Il Giornale 18 aprile 2012
Il caso
La giuria del Pulitzer rinuncia a premiare la fiction
Per capire la nostra epoca meglio evitare i romanzi
Ridotti a intrattenimento o a pura «trama», hanno perso autorevolezza Oggi la narrativa è meno vitale di saggistica e arte contemporanea

Luca Doninelli



Hanno ragione quelli del Pulitzer, che hanno deciso di non assegnare il premio alla narrativa, ritenendo non ci fosse­ro titoli capaci di rappresentare l’età in cui viviamo. Tra i bocciati, c’è anche The Pale King, il romanzo postumo di David Foster Wallace, accanto a Train Dreams di Denis ]ohnson e Swamplandia! di Karen Russell. L’America, e - aggiun­go - il mondo anglofono in genera­le, non hanno prodotto ultimamente una narrazione capace di af­ferrare la complessità del tempo presente. Lo stesso vale per molte altre letterature, compresa secondo me quella che si esprime nella lingua di Dante, e di cui faccio par­te anch’io. 

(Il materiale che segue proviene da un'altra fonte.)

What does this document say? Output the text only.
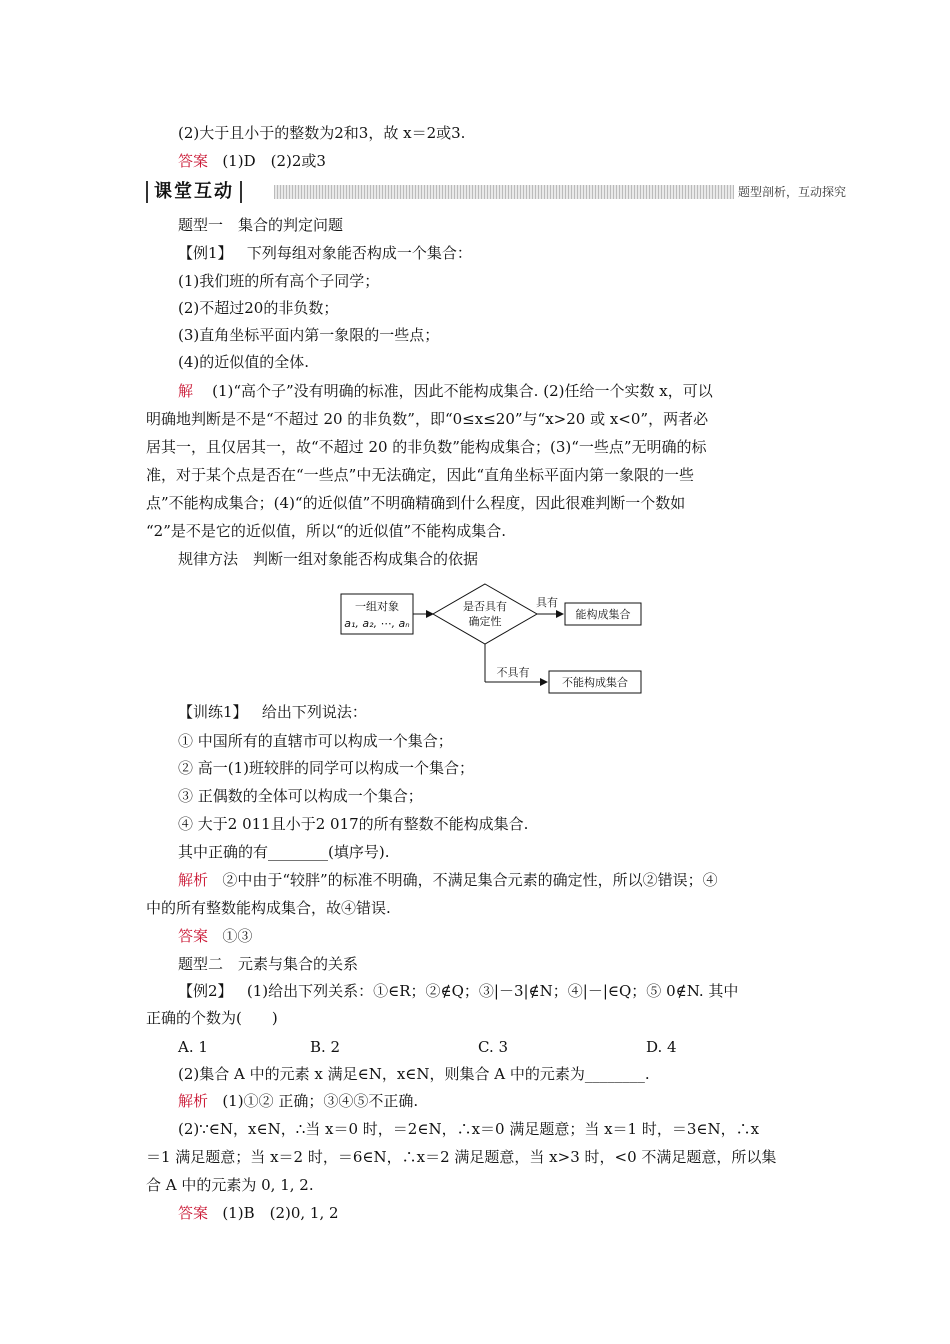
(2)大于且小于的整数为2和3，故 x＝2或3.
答案 (1)D　(2)2或3
课堂互动	题型剖析，互动探究
题型一　集合的判定问题
【例1】 下列每组对象能否构成一个集合：
(1)我们班的所有高个子同学；
(2)不超过20的非负数；
(3)直角坐标平面内第一象限的一些点；
(4)的近似值的全体.
解 (1)“高个子”没有明确的标准，因此不能构成集合. (2)任给一个实数 x，可以
明确地判断是不是“不超过 20 的非负数”，即“0≤x≤20”与“x>20 或 x<0”，两者必
居其一，且仅居其一，故“不超过 20 的非负数”能构成集合；(3)“一些点”无明确的标
准，对于某个点是否在“一些点”中无法确定，因此“直角坐标平面内第一象限的一些
点”不能构成集合；(4)“的近似值”不明确精确到什么程度，因此很难判断一个数如
“2”是不是它的近似值，所以“的近似值”不能构成集合.
规律方法　判断一组对象能否构成集合的依据
一组对象
a₁, a₂, ⋯, aₙ
是否具有
确定性
具有
能构成集合
不具有
不能构成集合
【训练1】 给出下列说法：
① 中国所有的直辖市可以构成一个集合；
② 高一(1)班较胖的同学可以构成一个集合；
③ 正偶数的全体可以构成一个集合；
④ 大于2 011且小于2 017的所有整数不能构成集合.
其中正确的有________(填序号).
解析 ②中由于“较胖”的标准不明确，不满足集合元素的确定性，所以②错误；④
中的所有整数能构成集合，故④错误.
答案 ①③
题型二　元素与集合的关系
【例2】 (1)给出下列关系：①∈R；②∉Q；③|－3|∉N；④|－|∈Q；⑤ 0∉N. 其中
正确的个数为(　　)
A. 1	B. 2	C. 3	D. 4
(2)集合 A 中的元素 x 满足∈N，x∈N，则集合 A 中的元素为________.
解析 (1)①② 正确；③④⑤不正确.
(2)∵∈N，x∈N，∴当 x＝0 时，＝2∈N，∴x＝0 满足题意；当 x＝1 时，＝3∈N，∴x
＝1 满足题意；当 x＝2 时，＝6∈N，∴x＝2 满足题意，当 x>3 时，<0 不满足题意，所以集
合 A 中的元素为 0, 1, 2.
答案 (1)B　(2)0, 1, 2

Da qualche anno, pur conti­nuando ad amare la letteratura narrativa, le mie abitudini di letto­re si sono spostate sempre più deci­samente verso le opere saggisti­che. Leggere romanzi si è trasfor­mato per me, insensibilmente, in un’attività specialistica, professio­nale, non più in una passione incondizionata dell’anima. Non parlo, va da sé, di tutti i romanzi, ma so­lo dei romanzi che si producono og­gi, perché quanto a Guerra e Pace lo potrei rileggere fino alla fine dei miei giorni (credo anche che lo fa­rò). Certo, continuo a scrivere nar­rativa (anche se in modo meno esclusivo di un tempo), e soprattutto continuo a crederci. C’è però qualcosa che non va, una rotellina dev’essere uscita dalle guide. E non riguarda soltanto le mie sensa­zioni personali. 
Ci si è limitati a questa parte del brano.